Thanks @ktoso, that is also great news. Agree it doesn't make much sense on (current) Apple devices, but typical deployment for us would be a minimum 32 core (non HT), usually quite a bit more - so plenty of room for getting creative (with no real requirements of caring about power efficiency).
This also should play rather well with Swift's "actor hop avoidance" where we can avoid hops if we know both actors are on the exact same, serial, and willing to switch, executor etc.
That also sounds great if it would work, fundamentally there are many use cases of logically partitioned code (actors) that want to run on the same executor, and willing to switch etc. It would just be super nice to be able to do it (while pinned and avoiding "hops") with a high level mental model basically out of the box.It seems then that implementing a serialExecutor
for actors that returns a pinned executor and doing that carefully for various actor instances will fundamentally give the flexibility needed (instead of relying on the default serial executor).
So, fundamentally, this addresses many of the usability concerns I've had, there is just one final thing I'm curios about which is related:
What are the possibilities of tweaking wait strategies for an executor when waiting for work, and how would that work?
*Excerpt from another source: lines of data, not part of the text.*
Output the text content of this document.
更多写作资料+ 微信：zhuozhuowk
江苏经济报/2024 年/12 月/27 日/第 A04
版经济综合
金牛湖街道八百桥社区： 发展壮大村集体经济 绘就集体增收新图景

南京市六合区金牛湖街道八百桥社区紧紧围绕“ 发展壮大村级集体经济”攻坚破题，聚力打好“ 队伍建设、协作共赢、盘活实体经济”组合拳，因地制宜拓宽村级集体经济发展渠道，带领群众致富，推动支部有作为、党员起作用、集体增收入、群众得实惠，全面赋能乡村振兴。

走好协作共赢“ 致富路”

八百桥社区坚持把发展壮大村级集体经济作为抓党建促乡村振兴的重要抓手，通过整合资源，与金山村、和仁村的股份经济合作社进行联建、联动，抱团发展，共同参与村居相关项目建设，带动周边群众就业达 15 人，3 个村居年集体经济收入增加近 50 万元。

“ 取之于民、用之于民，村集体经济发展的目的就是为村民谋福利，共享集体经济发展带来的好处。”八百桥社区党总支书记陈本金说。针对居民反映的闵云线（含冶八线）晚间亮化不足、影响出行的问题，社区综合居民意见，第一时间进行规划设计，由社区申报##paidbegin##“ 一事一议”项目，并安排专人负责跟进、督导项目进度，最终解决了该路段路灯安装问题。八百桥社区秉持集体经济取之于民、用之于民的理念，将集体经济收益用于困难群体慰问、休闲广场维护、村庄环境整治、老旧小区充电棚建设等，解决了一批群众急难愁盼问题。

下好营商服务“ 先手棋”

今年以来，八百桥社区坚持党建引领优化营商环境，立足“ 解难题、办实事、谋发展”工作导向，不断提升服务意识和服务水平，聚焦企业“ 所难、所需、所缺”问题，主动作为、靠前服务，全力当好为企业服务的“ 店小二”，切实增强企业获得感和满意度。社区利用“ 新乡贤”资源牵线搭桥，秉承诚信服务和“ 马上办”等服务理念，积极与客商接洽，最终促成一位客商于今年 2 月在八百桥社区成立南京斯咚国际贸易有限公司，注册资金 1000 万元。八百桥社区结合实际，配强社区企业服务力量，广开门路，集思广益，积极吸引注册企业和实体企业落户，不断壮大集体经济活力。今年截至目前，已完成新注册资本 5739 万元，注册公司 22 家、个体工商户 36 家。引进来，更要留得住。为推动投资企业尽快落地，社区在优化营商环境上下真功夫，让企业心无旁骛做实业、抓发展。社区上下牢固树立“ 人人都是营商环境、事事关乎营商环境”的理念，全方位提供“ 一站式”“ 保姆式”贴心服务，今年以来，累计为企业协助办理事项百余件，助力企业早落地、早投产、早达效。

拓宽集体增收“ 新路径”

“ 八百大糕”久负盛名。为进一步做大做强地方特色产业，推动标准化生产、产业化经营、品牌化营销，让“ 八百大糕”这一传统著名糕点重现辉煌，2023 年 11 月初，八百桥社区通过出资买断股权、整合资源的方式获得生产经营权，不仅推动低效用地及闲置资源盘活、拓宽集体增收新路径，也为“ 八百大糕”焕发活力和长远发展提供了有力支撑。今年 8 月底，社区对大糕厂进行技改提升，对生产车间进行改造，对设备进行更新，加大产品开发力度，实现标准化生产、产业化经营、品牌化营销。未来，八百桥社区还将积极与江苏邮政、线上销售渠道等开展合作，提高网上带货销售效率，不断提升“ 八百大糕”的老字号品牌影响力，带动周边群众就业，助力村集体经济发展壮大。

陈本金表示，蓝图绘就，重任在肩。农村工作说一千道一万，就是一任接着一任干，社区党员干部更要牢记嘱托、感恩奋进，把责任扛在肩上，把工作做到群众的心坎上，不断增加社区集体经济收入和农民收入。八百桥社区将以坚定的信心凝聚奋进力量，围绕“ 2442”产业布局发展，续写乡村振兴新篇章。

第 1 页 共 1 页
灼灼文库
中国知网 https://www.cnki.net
Let's take the example below if I have a custom serial executor implemented that returns a pinned executor, presumably, if trying to call it and its busy so "switching" would be required, it'd be enqueued on the executor and run when the executor is not busy any more.
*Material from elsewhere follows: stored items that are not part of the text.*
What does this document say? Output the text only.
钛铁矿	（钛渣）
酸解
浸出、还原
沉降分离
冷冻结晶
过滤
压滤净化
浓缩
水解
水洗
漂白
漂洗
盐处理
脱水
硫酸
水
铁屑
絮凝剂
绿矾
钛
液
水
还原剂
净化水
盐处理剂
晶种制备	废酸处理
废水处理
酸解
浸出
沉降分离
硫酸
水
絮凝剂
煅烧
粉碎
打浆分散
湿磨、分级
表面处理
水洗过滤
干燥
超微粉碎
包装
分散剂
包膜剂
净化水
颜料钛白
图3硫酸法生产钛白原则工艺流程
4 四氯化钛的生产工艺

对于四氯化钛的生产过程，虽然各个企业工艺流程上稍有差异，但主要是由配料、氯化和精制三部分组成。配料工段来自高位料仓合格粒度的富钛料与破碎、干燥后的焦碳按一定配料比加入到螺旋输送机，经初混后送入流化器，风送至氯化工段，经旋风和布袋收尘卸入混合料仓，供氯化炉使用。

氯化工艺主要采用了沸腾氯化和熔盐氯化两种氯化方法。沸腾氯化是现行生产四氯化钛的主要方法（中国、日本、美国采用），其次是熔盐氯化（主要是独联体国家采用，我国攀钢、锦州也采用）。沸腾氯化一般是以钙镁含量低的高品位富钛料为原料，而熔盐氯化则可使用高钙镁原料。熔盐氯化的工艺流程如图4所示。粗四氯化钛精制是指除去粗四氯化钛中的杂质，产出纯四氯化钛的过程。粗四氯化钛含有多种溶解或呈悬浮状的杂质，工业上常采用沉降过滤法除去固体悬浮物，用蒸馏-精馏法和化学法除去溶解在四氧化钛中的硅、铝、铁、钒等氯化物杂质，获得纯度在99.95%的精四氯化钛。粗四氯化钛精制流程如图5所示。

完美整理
But how would it look if calling "cross executors" where two actor instances are having serialExecutors that returns two different pinned ones?
Here comes the question, presumably a default implementation would block waiting for a queue in such a case (or along those lines at least), but for a PinnedExecutor in a latency sensitive environment without power considerations, just (properly) busy looping on our own CPU would be of interest to cut down thread wakeup latency for the first event. It seems from reading @John_McCall draft of customer-executors that this also would be possible if that comes into play?
Fundamentally, we've seen a handful of issues that are critical to us, that all seems to be sorted (hooks provided for addressing, or built-in):
- Excessive thread count due to blocking
- Context switching (and locking) overhead
- Thread wakeup latency
Overall, very happy where all of this seems to go (including structured concurrency, actors, async/await, custom executors, ...), really awesome.